La risposta può variare a seconda del tipo di manifestazione e dei comportamenti dei magistrati. E’ non solo permesso, ma ad avviso di chi scrive anche doveroso, impegnarsi pubblicamente in difesa dei diritti fondamentali delle persone, specie di chi fugge dalla propria patria solo per una speranza di vita dignitosa. Ed ogni impegno civile è comunque possibile, purché caratterizzato da sobrietà e serietà, come lo è stato il comportamento del giudice catanese in occasione della manifestazione. A maggior ragione l’impegno è possibile se - come in questo caso - collegato ai temi propri della Giustizia, un “bene comune” che può affermarsi solo con l’impegno quotidiano di una collettività sensibile, qualunque sia il lavoro ed il sistema di vita di quanti la compongono.

Di qui lo schierarsi di tanti magistrati negli ultimi decenni a tutela dei diritti fondamentali delle persone ed a difesa dei principi costituzionali su cui si regge ogni democrazia. Rammento gli incontri in scuole, università, quartieri cittadini, fabbriche per discutere di legalità e diffondere la conoscenza della perversa ideologia terroristica e della necessità di contrastare la logica mafiosa e la corruzione. Ed ancora le manifestazioni contro le leggi-vergogna, quelle contro i plurimi referendum abrogativi di pezzi importanti della Costituzione, una Carta che sventolammo nel 2005 nei palazzi di giustizia in occasione della inaugurazione dell’anno giudiziario, come bisognerebbe continuare a fare, specie nell’epoca che stiamo vivendo, in cui si vuole la magistratura ordine servente.

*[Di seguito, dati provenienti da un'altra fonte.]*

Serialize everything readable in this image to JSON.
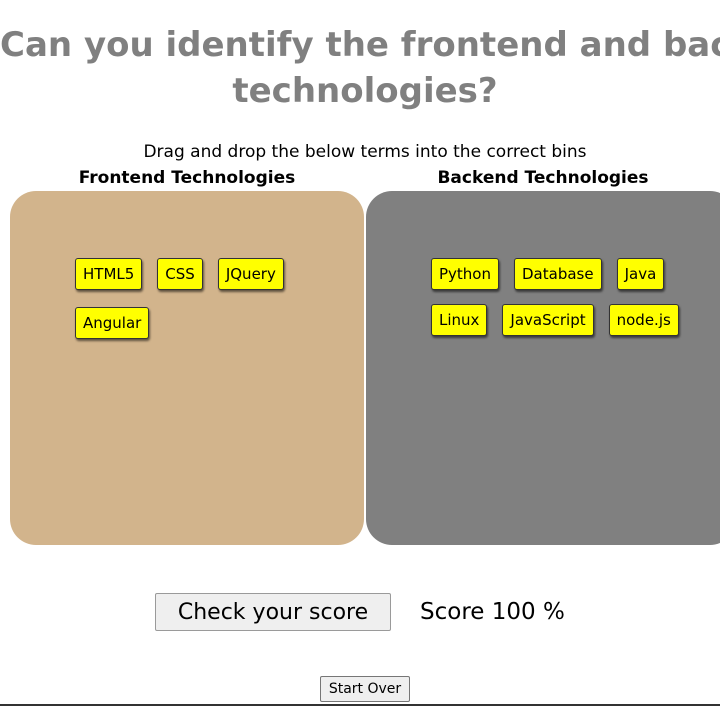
{
  "quiz": {
    "title_line1": "Can you identify the frontend and backend",
    "title_line2": "technologies?",
    "instructions": "Drag and drop the below terms into the correct bins"
  },
  "bins": {
    "frontend": {
      "heading": "Frontend Technologies",
      "color": "#d2b48c",
      "terms": [
        "HTML5",
        "CSS",
        "JQuery",
        "Angular"
      ]
    },
    "backend": {
      "heading": "Backend Technologies",
      "color": "#808080",
      "terms": [
        "Python",
        "Database",
        "Java",
        "Linux",
        "JavaScript",
        "node.js"
      ]
    }
  },
  "term_color": "#ffff00",
  "actions": {
    "check_label": "Check your score",
    "score_text": "Score 100 %",
    "start_over_label": "Start Over"
  }
}
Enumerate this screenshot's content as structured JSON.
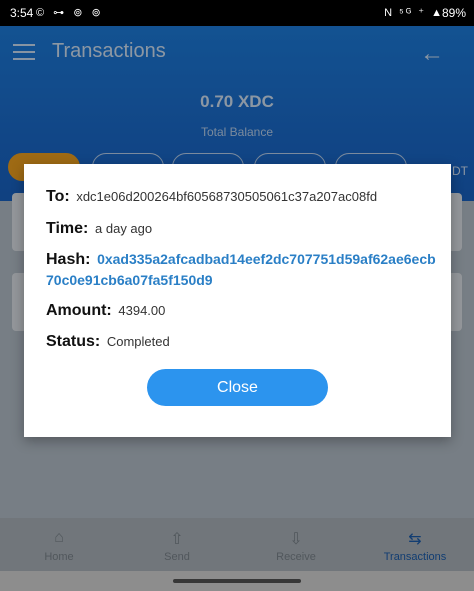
{
  "status_bar": {
    "time": "3:54",
    "notif_icons": "© ⊶ ⊚ ⊚",
    "right_icons": "N ⁵ᴳ ⁺ ▲",
    "battery": "89%"
  },
  "header": {
    "title": "Transactions",
    "balance_value": "0.70 XDC",
    "balance_label": "Total Balance",
    "chip_partial_label": "DT"
  },
  "dialog": {
    "to_label": "To:",
    "to_value": "xdc1e06d200264bf60568730505061c37a207ac08fd",
    "time_label": "Time:",
    "time_value": "a day ago",
    "hash_label": "Hash:",
    "hash_value": "0xad335a2afcadbad14eef2dc707751d59af62ae6ecb70c0e91cb6a07fa5f150d9",
    "amount_label": "Amount:",
    "amount_value": "4394.00",
    "status_label": "Status:",
    "status_value": "Completed",
    "close_label": "Close"
  },
  "bottom_nav": {
    "items": [
      {
        "label": "Home",
        "icon": "home-icon"
      },
      {
        "label": "Send",
        "icon": "send-icon"
      },
      {
        "label": "Receive",
        "icon": "receive-icon"
      },
      {
        "label": "Transactions",
        "icon": "transactions-icon"
      }
    ],
    "active_index": 3
  },
  "colors": {
    "header": "#1e7fe0",
    "accent_chip": "#f3a320",
    "hash_link": "#2a7fc6",
    "close_button": "#2c94ee"
  }
}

Tornando al giudice di Catania, altra affermazione offensiva circolante è quella secondo cui, avendo partecipato a quella manifestazione, avrebbe dovuto astenersi dal valutare il caso dei tre tunisini di cui ha ordinato il rilascio. Facile rispondere: quell’evento risale ad oltre cinque anni fa ed allora la dr.ssa Apostolico non si occupava affatto di immigrazione. Dunque, non vi era allora ragione di astenersi dal parteciparvi, né oggi ve n’è alcuna per cui non dovrebbe far parte della sezione del Tribunale competente su istanze e status degli immigrati. Affermare che la sua decisione è frutto di pregiudizio politico è un insulto inaccettabile, pur se sono certo che non ha intaccato la serenità di quel giudice.

Vale certamente per lei quanto inciso su una lapide in marmo, a Napoli, in una piazzetta tagliata, manco a farlo apposta, da via dei Tribunali: “Excellentium virorum est improborum negligere contumeliam a quibus etiam laudari turpe” (È degli uomini migliori - ma, aggiunge chi scrive, anche delle “donne migliori” - non curarsi degli insulti degli improbi, giacché persino essere lodati da costoro è motivo di vergogna). E su un’altra lapide vicina si legge: “Audendo agendo Respublica crescit non iis consiliis quae timidi cauta appellant” (La cosa pubblica cresce con coraggio e con l’azione, non con le decisioni che i pavidi chiamano caute).

Molto altro si potrebbe dire sull’impegno civile dei magistrati ai quali non si può imporre o chiedere di parlare e scrivere solo con sentenze ed atti giudiziari, anche perché c’è qualcuno che per questo li vorrebbe sottoposti ad azioni disciplinari. Il modello di magistrato che auspico per il futuro è proprio quello caratterizzato da un impegno civile che sia perfettamente compatibile con la professione: ancora - per questo - ringrazio la dr.ssa Apostolico.